Simple estimation of axial force to radial pressure for the cross-over turns in the three coils is consistent with observed voltage spike trends. At 251.3 A and respective radial fields of 3.7 T, 4.1 T and 3.5 T at the Coil 1, 2, and 3 cross-over turns, the nominal axial forces are 266 N, 488 N, and 544 N. Alt-hough precise value of residual radial pressure at each coil’s inner diameter is difficult to assess, Coil 1, with smallest diameter and much thicker radial build for both winding and over-banding, is much more likely to preserve, at same winding tension, proportionally higher radial pressure at the cross-over than the other two coils. That is, the Coil 1 cross-overs have both lowest axial force and highest anticipated radial pressure during routine operation, minimizing the likelihood of vertical motion compared to the other two coils, matching observed behavior.

We have previously devised means to effectively immobilize thick-sectioned, low-temperature superconductors (LTS) as a means to suppress conductor motion induced quenching in both DP [20] and layer [22] dry-wound magnets. We are pursuing similar strategies to support the cross-over turn in thin HTS tape-wound DP. Simply increasing conductor tension during winding is ineffective for two reasons; the conductor’s finite tensile strength is better used to support electro-magnetic loads during operation, while manufacturing tolerances always leaves some portion of conductor length less well supported than expected [22] –[23].

B. Qualitative assessment

Our voltage spike simulation shows that DP at same axial elevation in the H800 are electromagnetically tightly coupled. Sudden disappearance of azimuthal current in C2_DP1–4 during quench initiation, is expected to produce corresponding increases in the radial and azimuthal currents for the lowest DP in both Coil 1 and Coil 3 as they strive to preserve magnetic flux. The proposed current pattern at start of quench produces both a torque on the lowest DP in both coils as well as vertically upward launch and axially compressive loads. Visual observation of both coils following quench are qualitatively consistent with this scenario.

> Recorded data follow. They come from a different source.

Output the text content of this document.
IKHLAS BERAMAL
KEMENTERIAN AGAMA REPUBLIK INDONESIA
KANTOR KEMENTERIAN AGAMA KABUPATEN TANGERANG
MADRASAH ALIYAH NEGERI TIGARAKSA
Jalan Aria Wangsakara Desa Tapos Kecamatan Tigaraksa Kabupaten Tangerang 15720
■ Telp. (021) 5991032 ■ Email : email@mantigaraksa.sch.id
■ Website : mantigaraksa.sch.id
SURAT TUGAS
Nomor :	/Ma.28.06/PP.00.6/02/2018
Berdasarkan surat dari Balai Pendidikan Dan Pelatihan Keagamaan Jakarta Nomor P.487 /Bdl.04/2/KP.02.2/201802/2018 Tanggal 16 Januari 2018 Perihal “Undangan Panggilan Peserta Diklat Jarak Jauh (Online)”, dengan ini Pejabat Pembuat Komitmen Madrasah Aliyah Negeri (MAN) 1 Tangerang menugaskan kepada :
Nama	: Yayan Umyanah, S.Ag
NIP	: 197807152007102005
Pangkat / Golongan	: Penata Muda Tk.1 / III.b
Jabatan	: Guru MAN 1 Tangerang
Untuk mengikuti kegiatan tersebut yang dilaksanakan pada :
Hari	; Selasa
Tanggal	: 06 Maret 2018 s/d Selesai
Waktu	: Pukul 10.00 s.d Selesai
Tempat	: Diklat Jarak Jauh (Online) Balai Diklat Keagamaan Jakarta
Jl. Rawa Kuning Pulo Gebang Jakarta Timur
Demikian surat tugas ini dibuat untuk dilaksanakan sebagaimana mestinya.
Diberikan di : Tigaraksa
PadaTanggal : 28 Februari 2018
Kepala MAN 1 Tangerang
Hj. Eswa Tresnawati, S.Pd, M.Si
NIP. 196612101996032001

Detailed finite element modelling of the H800 shows critical currents in excess of 1000 A for the DP nearest the mid-plane of Coil 3 immediately preceding quench, using the same lift factor scaling for all three coils. However, the conductors for the H800 were acquired between 2014 (for Coil 1) and 2018 (for Coil 3). If our conductor performance evolved similarly over time to that for the NHMFL 32-T [24], then the Coil 3 conductors should have much higher than average lift factors due to their more recent delivery.

Note that the central magnetic flux density in Fig. 3a remains constant even after Coil 3 has started to quench. For Coil 3 alone to sustain 18 T central magnetic flux density at this point, requires azimuthal currents on order of 1 kA in the DP, resulting in average mid-plane pressure on order of 900 MPa, consistent with the compressive strength of both the G-10 spacers and NI DP windings, as well as the observed damage to both.

We are presently using the physical observations outlined in this paper to guide analytical modeling of the H800 during its final current ramp and quench [25]–[26]. Results from these on-going analyses will be presented in appropriate journals as the match between simulation and observation improves.

VI. Conclusion

We designed, constructed, and tested a three-nested, 18.8 T high-field insert coil (the H800) using REBCO tape conductor wound into NI DP. The H800 quenched and suffered significant damaged during testing in March 2018. Although the cause of the quench is not conclusively determined, based on the coil behavior during charging and visual examination following quench, we suspect that abrupt movement of the cross-over turns in the end most DP in Coils 2 and 3 locally degraded conductor performance sufficiently to initiate the quench. We are presently working on a revised, single-coil HTS insert design, called the H800N, with an eye towards eliminating structural weaknesses and enhancing its quench handling characteristics.